Eric Freeman: I am pretty zen about it. Griffin won, as expected, but I always assumed that he wouldn't have my favorite dunks and would carry through on name recognition. Did you know that Nate Robinson said a few weeks ago that the dunk contest is rigged? Once Griffin acquitted himself decently you knew it was over.

BS: Didn't Nate win it like 70 times himself? Here's the thing: there was very little narrative arc to it. It was more like a tableau, or an allegory with four primeval feelings each submitting their claim for your attention. That might be what was so disorienting -- and powerful -- about it. To me, at least. It was more like four different perspectives on the same event, each with its own teleology. And yet it contained all four.

EF: That sounds right to me. Even Griffin's ascent seemed preordained rather than executed within the moment. But how many dunk contests really have narrative strength in the moment? Vince in 2000, I suppose, and maybe the Nique/MJ battles. Those are rare events -- I'm perfectly happy with the contest if we see some good dunks and everyone has a good time. There were no real stinkers this year, so I'm happy.

BS: We were also spared the usual tension of dunk contest, a kind of narrative anxiety where dunkers (and the audience) fret over how they will sequence their dunks for maximum effect with the judges. That's usually what passes for the inter-activity of narrative, and again, that's more a technicality. Today was like a release from that, since every dunk was good. And we learned that, as you said, the two dunkers dunking it out with dunk-fire in their dunky eyes is, at best a rare occurrence. Otherwise, you're competing against the scoreboard, and the forces that shape it, which themselves are determined n real time. Maybe each dunk as a vignette, whose score ends up being fairly meaningless (see Ibaka), is the only way to watch it. It's only as strong as the different stories it tells, not some sort of overall coherence or unity.

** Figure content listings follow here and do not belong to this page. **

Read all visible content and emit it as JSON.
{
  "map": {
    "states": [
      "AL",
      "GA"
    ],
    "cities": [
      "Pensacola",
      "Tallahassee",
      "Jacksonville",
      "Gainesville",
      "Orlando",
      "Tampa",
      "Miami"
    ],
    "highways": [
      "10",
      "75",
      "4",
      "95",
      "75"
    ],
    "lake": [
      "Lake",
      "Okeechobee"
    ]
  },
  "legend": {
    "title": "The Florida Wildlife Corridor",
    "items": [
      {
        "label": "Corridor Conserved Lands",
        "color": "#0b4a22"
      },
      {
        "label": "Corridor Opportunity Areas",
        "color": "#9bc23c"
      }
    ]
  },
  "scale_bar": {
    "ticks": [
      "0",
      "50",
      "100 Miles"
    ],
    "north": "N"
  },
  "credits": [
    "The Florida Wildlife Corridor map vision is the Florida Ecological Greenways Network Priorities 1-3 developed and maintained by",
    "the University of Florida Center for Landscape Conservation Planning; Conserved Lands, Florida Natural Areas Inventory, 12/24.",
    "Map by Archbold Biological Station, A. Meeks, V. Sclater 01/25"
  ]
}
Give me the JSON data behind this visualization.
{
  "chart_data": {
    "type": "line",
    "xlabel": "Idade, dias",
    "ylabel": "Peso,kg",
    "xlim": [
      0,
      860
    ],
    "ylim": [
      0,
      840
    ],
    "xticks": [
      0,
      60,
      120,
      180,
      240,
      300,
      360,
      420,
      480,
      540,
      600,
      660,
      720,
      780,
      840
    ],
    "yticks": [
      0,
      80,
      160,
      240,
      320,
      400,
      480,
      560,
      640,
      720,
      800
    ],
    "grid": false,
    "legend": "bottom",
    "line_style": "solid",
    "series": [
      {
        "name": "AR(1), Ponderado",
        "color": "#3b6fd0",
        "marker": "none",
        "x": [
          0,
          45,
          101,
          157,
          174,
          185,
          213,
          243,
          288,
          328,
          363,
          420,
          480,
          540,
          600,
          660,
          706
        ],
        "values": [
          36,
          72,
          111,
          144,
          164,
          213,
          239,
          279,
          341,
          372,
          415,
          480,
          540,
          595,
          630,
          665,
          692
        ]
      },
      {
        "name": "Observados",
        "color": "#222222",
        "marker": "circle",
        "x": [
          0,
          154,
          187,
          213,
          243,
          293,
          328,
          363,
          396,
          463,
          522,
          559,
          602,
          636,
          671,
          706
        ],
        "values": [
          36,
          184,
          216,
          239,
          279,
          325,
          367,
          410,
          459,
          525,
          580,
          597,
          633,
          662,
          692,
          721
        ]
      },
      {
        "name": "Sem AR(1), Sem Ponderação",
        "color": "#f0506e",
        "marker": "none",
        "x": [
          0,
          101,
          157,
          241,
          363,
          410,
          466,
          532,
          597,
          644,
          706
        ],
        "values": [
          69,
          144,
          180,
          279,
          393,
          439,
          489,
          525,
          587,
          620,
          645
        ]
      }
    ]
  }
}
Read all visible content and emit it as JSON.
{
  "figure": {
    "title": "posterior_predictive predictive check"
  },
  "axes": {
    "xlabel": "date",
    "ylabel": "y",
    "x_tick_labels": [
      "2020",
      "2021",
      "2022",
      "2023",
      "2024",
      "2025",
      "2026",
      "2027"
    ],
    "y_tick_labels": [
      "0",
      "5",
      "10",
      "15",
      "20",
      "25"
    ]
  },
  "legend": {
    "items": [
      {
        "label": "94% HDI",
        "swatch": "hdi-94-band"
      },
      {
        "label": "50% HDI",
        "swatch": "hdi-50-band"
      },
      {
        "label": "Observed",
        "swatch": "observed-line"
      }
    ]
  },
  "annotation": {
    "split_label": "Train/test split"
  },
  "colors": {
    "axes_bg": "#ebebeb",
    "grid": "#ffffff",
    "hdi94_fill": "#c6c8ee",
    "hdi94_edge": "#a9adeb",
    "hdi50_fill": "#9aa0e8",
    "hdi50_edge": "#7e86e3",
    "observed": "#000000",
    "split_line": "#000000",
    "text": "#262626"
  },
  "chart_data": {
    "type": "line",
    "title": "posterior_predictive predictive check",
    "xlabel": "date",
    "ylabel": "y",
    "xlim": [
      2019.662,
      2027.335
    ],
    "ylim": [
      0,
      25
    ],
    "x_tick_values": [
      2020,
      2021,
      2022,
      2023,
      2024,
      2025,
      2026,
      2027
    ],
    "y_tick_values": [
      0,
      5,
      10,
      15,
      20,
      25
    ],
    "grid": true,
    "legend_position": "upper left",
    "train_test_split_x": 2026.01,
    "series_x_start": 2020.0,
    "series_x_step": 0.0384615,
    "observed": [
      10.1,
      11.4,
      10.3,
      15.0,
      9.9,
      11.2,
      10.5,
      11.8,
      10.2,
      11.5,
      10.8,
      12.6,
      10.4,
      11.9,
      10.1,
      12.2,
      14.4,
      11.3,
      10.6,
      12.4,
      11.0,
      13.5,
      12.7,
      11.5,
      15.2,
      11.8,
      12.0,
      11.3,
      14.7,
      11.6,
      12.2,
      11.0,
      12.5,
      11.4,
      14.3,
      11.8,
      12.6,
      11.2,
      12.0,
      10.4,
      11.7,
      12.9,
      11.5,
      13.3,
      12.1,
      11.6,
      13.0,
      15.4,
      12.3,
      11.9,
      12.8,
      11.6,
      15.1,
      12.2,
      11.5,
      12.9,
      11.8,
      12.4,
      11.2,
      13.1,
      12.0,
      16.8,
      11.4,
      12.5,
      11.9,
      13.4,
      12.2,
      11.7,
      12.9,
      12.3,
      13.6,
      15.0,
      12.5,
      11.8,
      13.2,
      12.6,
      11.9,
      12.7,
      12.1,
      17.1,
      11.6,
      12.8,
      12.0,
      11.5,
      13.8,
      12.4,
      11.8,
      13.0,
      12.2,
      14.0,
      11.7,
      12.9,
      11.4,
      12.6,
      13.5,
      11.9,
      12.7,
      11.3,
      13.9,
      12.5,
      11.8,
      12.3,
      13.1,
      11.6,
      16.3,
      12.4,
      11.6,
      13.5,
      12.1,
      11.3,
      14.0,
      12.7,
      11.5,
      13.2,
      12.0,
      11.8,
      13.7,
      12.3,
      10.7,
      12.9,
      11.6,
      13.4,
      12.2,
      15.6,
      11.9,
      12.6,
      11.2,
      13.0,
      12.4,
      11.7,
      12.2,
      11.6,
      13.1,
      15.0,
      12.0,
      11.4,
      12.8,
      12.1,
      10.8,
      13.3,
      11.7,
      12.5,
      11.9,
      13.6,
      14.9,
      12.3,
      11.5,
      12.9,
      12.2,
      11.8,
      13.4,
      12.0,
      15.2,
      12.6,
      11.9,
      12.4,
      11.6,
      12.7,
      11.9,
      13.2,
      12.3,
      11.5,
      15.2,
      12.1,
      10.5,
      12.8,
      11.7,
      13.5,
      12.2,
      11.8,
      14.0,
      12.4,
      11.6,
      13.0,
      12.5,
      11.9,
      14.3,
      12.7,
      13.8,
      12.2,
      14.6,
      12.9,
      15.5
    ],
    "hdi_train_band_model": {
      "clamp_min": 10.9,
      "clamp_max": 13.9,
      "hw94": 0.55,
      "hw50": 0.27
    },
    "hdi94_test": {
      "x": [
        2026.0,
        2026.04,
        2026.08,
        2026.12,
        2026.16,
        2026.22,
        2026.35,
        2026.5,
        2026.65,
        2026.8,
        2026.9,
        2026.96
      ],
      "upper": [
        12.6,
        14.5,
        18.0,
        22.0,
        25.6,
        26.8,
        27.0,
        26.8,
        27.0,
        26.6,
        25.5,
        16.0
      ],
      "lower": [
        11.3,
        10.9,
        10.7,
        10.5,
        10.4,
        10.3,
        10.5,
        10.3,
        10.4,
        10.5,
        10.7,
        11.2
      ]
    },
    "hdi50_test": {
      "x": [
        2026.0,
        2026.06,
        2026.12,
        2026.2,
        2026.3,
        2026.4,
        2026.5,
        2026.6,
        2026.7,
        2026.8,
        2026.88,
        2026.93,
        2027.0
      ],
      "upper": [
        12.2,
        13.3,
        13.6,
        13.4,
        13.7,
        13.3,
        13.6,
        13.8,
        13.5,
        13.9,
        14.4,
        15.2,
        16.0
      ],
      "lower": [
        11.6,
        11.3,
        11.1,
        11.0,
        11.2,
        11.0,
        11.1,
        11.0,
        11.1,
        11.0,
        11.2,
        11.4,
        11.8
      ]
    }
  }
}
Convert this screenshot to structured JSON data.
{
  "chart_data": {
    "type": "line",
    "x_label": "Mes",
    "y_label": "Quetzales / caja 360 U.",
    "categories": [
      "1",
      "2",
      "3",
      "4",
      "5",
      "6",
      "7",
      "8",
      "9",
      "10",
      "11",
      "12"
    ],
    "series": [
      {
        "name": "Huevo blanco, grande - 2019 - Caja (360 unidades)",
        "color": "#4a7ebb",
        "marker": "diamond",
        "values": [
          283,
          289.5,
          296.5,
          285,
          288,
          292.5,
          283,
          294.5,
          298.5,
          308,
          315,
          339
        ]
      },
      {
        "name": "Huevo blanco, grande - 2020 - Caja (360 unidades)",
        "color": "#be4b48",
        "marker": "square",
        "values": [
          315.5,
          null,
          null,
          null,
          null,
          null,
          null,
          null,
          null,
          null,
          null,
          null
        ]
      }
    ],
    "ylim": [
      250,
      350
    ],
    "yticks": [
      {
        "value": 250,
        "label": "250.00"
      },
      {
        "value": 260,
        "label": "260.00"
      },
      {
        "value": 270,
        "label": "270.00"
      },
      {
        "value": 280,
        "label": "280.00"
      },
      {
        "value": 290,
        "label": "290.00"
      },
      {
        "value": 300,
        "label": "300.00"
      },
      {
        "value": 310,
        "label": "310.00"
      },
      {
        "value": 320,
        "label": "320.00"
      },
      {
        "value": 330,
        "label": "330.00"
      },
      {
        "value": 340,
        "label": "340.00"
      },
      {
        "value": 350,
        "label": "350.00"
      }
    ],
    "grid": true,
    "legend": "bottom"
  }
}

EF: I certainly prefer this sort of contest to the forced narrative of the Nate Robinson/Dwight Howard competition, where seeing two "great" dunkers of different heights supposedly made it interesting. Just pick four guys with impressive abilities and a willingness to go crazy (see: JaVale) and hope for the best. It's almost a shame Griffin had to be in his team's city and the fans got to vote -- otherwise we might've had a really exciting upset. Would losing a dunk contest really make anyone think less of him as a dunker?

BS:
Especially when this year, there was no sense of trying to save themselves for marriage. They came out and did their thing. It sort of underlines the silliness of judging a contest when, as with today, the dunkers are all almost coming from different planets. Yeah, Zen as hell. A showcase where some dunked more than others, but everyone made their point. That might be the enormity of it ... I don't really feel like DeRozan or Ibaka were somehow kept from making an impression on us, and helping BRING THE DUNK CONTEST BACK. There's no reconciling the four of them, and it probably doesn't matter. I find it kind of ridiculous that we judged that at all. Couldn't it just be like a Christmas display in the middle of a shopping mall?God, there I go again, threatening the integrity of the competitive spirit again. Will I never learn?

EF: Apparently not. It seems like what you're saying is that there should also be some kind of battle for third place so everyone gets to dunk as much as everyone else. Then, no matter who wins the official trophy, we'll have seen what each contestant has to offer. And then we'll know the real champion. In our hearts, where it counts.